Is your pulse racing? Are you getting scared?
You’ve been telling yourself stories about what you would do if you won a million dinars, where you would go and how you would live. You thought that that would make you a free person :)
To acquire freedom you must empower your freewill. And to empower the freewill, you must let go of all that certainty that you’ve grown up with. Of course, you get compensated with a different type of assurance. For example, time comes from being scheduled and having a schedule comes from our freewill; which also gives birth to freedom. And just as many times as things go wrong, that many times things will go right. The problems we might face, might offer the very solutions we need to the other problems we may have in our lives as well.
“When you try something new, when you're faced with a challenge, realize that you cannot lose. It's impossible because even if you don't set out to accomplish what you tried to do, you learn something you never learned before because you never had that experience. You gain knowledge. And as the saying goes, we all know that KNOWLEDGE is POWER. POTENTIAL power. That you should convert into kinetic power (aka action) once again to learn some more.” Brian Kim
“Big shots are little shots who kept shooting.” -- Christopher Morley
People over-eat and over-stupor because there is reliability in them. No rejections.
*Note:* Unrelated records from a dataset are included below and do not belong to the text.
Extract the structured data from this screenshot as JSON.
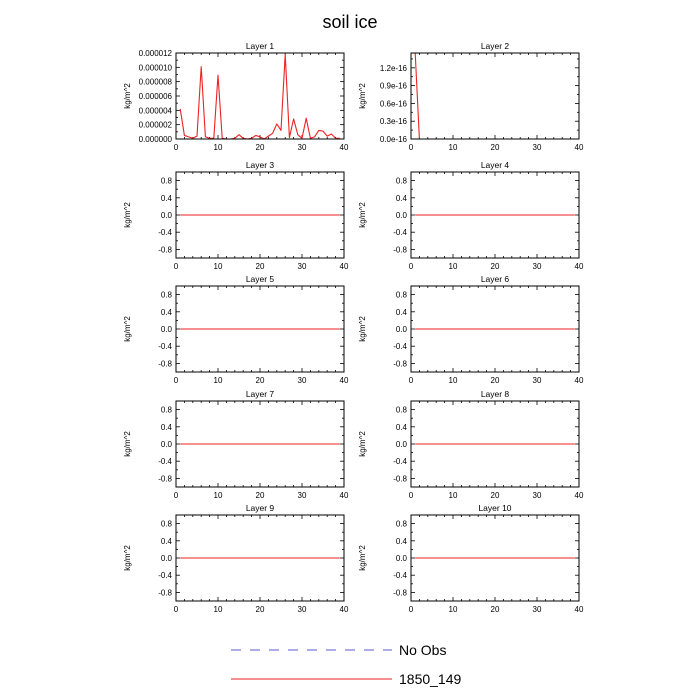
{
  "figure": {
    "title": "soil ice"
  },
  "legend": {
    "position": "bottom-center",
    "entries": [
      {
        "label": "No Obs",
        "color": "#5a5ad0",
        "dash": true
      },
      {
        "label": "1850_149",
        "color": "#ee2222",
        "dash": false
      }
    ]
  },
  "colors": {
    "series": "#ee2222",
    "obs": "#5a5ad0",
    "axis": "#000000"
  },
  "chart_data": [
    {
      "type": "line",
      "title": "Layer 1",
      "ylabel": "kg/m^2",
      "xlim": [
        0,
        40
      ],
      "xticks": [
        0,
        10,
        20,
        30,
        40
      ],
      "ylim": [
        0,
        1.2e-05
      ],
      "yticks": [
        0,
        2e-06,
        4e-06,
        6e-06,
        8e-06,
        1e-05,
        1.2e-05
      ],
      "yticklabels": [
        "0.000000",
        "0.000002",
        "0.000004",
        "0.000006",
        "0.000008",
        "0.000010",
        "0.000012"
      ],
      "series": [
        {
          "name": "1850_149",
          "x": [
            1,
            2,
            3,
            4,
            5,
            6,
            7,
            8,
            9,
            10,
            11,
            12,
            13,
            14,
            15,
            16,
            17,
            18,
            19,
            20,
            21,
            22,
            23,
            24,
            25,
            26,
            27,
            28,
            29,
            30,
            31,
            32,
            33,
            34,
            35,
            36,
            37,
            38,
            39
          ],
          "values": [
            4.2e-06,
            5e-07,
            3e-07,
            1e-07,
            4e-07,
            1.01e-05,
            3e-07,
            1e-07,
            1e-07,
            8.9e-06,
            1e-07,
            0,
            0,
            1e-07,
            6e-07,
            1e-07,
            0,
            1e-07,
            5e-07,
            3e-07,
            0,
            4e-07,
            8e-07,
            2.1e-06,
            1.2e-06,
            1.18e-05,
            2e-07,
            2.8e-06,
            6e-07,
            1e-07,
            2.9e-06,
            1e-07,
            3e-07,
            1.2e-06,
            1.1e-06,
            4e-07,
            7e-07,
            1e-07,
            1e-07
          ]
        }
      ]
    },
    {
      "type": "line",
      "title": "Layer 2",
      "ylabel": "kg/m^2",
      "xlim": [
        0,
        40
      ],
      "xticks": [
        0,
        10,
        20,
        30,
        40
      ],
      "ylim": [
        0,
        1.45e-16
      ],
      "yticks": [
        0,
        3e-17,
        6e-17,
        9e-17,
        1.2e-16
      ],
      "yticklabels": [
        "0.0e-16",
        "0.3e-16",
        "0.6e-16",
        "0.9e-16",
        "1.2e-16"
      ],
      "series": [
        {
          "name": "1850_149",
          "x": [
            1,
            2,
            3,
            4,
            5,
            6,
            7,
            8,
            9,
            10,
            11,
            12,
            13,
            14,
            15,
            16,
            17,
            18,
            19,
            20,
            21,
            22,
            23,
            24,
            25,
            26,
            27,
            28,
            29,
            30,
            31,
            32,
            33,
            34,
            35,
            36,
            37,
            38,
            39
          ],
          "values": [
            1.45e-16,
            0,
            0,
            0,
            0,
            0,
            0,
            0,
            0,
            0,
            0,
            0,
            0,
            0,
            0,
            0,
            0,
            0,
            0,
            0,
            0,
            0,
            0,
            0,
            0,
            0,
            0,
            0,
            0,
            0,
            0,
            0,
            0,
            0,
            0,
            0,
            0,
            0,
            0
          ]
        }
      ]
    },
    {
      "type": "line",
      "title": "Layer 3",
      "ylabel": "kg/m^2",
      "xlim": [
        0,
        40
      ],
      "xticks": [
        0,
        10,
        20,
        30,
        40
      ],
      "ylim": [
        -1,
        1
      ],
      "yticks": [
        -0.8,
        -0.4,
        0,
        0.4,
        0.8
      ],
      "yticklabels": [
        "-0.8",
        "-0.4",
        "0.0",
        "0.4",
        "0.8"
      ],
      "series": [
        {
          "name": "1850_149",
          "x": [
            1,
            39
          ],
          "values": [
            0,
            0
          ]
        }
      ]
    },
    {
      "type": "line",
      "title": "Layer 4",
      "ylabel": "kg/m^2",
      "xlim": [
        0,
        40
      ],
      "xticks": [
        0,
        10,
        20,
        30,
        40
      ],
      "ylim": [
        -1,
        1
      ],
      "yticks": [
        -0.8,
        -0.4,
        0,
        0.4,
        0.8
      ],
      "yticklabels": [
        "-0.8",
        "-0.4",
        "0.0",
        "0.4",
        "0.8"
      ],
      "series": [
        {
          "name": "1850_149",
          "x": [
            1,
            39
          ],
          "values": [
            0,
            0
          ]
        }
      ]
    },
    {
      "type": "line",
      "title": "Layer 5",
      "ylabel": "kg/m^2",
      "xlim": [
        0,
        40
      ],
      "xticks": [
        0,
        10,
        20,
        30,
        40
      ],
      "ylim": [
        -1,
        1
      ],
      "yticks": [
        -0.8,
        -0.4,
        0,
        0.4,
        0.8
      ],
      "yticklabels": [
        "-0.8",
        "-0.4",
        "0.0",
        "0.4",
        "0.8"
      ],
      "series": [
        {
          "name": "1850_149",
          "x": [
            1,
            39
          ],
          "values": [
            0,
            0
          ]
        }
      ]
    },
    {
      "type": "line",
      "title": "Layer 6",
      "ylabel": "kg/m^2",
      "xlim": [
        0,
        40
      ],
      "xticks": [
        0,
        10,
        20,
        30,
        40
      ],
      "ylim": [
        -1,
        1
      ],
      "yticks": [
        -0.8,
        -0.4,
        0,
        0.4,
        0.8
      ],
      "yticklabels": [
        "-0.8",
        "-0.4",
        "0.0",
        "0.4",
        "0.8"
      ],
      "series": [
        {
          "name": "1850_149",
          "x": [
            1,
            39
          ],
          "values": [
            0,
            0
          ]
        }
      ]
    },
    {
      "type": "line",
      "title": "Layer 7",
      "ylabel": "kg/m^2",
      "xlim": [
        0,
        40
      ],
      "xticks": [
        0,
        10,
        20,
        30,
        40
      ],
      "ylim": [
        -1,
        1
      ],
      "yticks": [
        -0.8,
        -0.4,
        0,
        0.4,
        0.8
      ],
      "yticklabels": [
        "-0.8",
        "-0.4",
        "0.0",
        "0.4",
        "0.8"
      ],
      "series": [
        {
          "name": "1850_149",
          "x": [
            1,
            39
          ],
          "values": [
            0,
            0
          ]
        }
      ]
    },
    {
      "type": "line",
      "title": "Layer 8",
      "ylabel": "kg/m^2",
      "xlim": [
        0,
        40
      ],
      "xticks": [
        0,
        10,
        20,
        30,
        40
      ],
      "ylim": [
        -1,
        1
      ],
      "yticks": [
        -0.8,
        -0.4,
        0,
        0.4,
        0.8
      ],
      "yticklabels": [
        "-0.8",
        "-0.4",
        "0.0",
        "0.4",
        "0.8"
      ],
      "series": [
        {
          "name": "1850_149",
          "x": [
            1,
            39
          ],
          "values": [
            0,
            0
          ]
        }
      ]
    },
    {
      "type": "line",
      "title": "Layer 9",
      "ylabel": "kg/m^2",
      "xlim": [
        0,
        40
      ],
      "xticks": [
        0,
        10,
        20,
        30,
        40
      ],
      "ylim": [
        -1,
        1
      ],
      "yticks": [
        -0.8,
        -0.4,
        0,
        0.4,
        0.8
      ],
      "yticklabels": [
        "-0.8",
        "-0.4",
        "0.0",
        "0.4",
        "0.8"
      ],
      "series": [
        {
          "name": "1850_149",
          "x": [
            1,
            39
          ],
          "values": [
            0,
            0
          ]
        }
      ]
    },
    {
      "type": "line",
      "title": "Layer 10",
      "ylabel": "kg/m^2",
      "xlim": [
        0,
        40
      ],
      "xticks": [
        0,
        10,
        20,
        30,
        40
      ],
      "ylim": [
        -1,
        1
      ],
      "yticks": [
        -0.8,
        -0.4,
        0,
        0.4,
        0.8
      ],
      "yticklabels": [
        "-0.8",
        "-0.4",
        "0.0",
        "0.4",
        "0.8"
      ],
      "series": [
        {
          "name": "1850_149",
          "x": [
            1,
            39
          ],
          "values": [
            0,
            0
          ]
        }
      ]
    }
  ]
}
The rejection is felt by our true, innocent, unprotected self, that requires unconditional love. But it is at this crucial time that you must listen and feel that pain in order to invoke the powerful, avenging hero inside us all.
Like I earlier explained, it is good that we have a challenge because we are not much interested and don't much care what happens when there is nothing to overcome, nothing to be discovered, no ingenuity and problem solving.
You'll spend years on something and you've been let down. So you sit and ask and the solutions stare at you right in face. But implementing them is too hard.
We can only take action that flows from who we are and where we are. If we are not sure about either, we can ask what our avenging hero would do and use our imagination.
We learn to respond to events from a deep sense of our own truth.
All that may seem reliable, even dependable, is ultimately, a prison sentence for the weak willed, and the ignorant, because the reliability of addictions comes at the cost of our freedom. That’s why, although I don’t know each individual that works out, every time I walk in that hot and humid place, I am filled with humility and respect.
I understand that every one of them has their battles to fight. These are our courageous warriors; the cornerstones of society. They’re honing, practicing, surveying, improving.
Without them, or their example, what can we hold on to?
And then I am reminded of a very simple truth- darkness is simply the absence of light.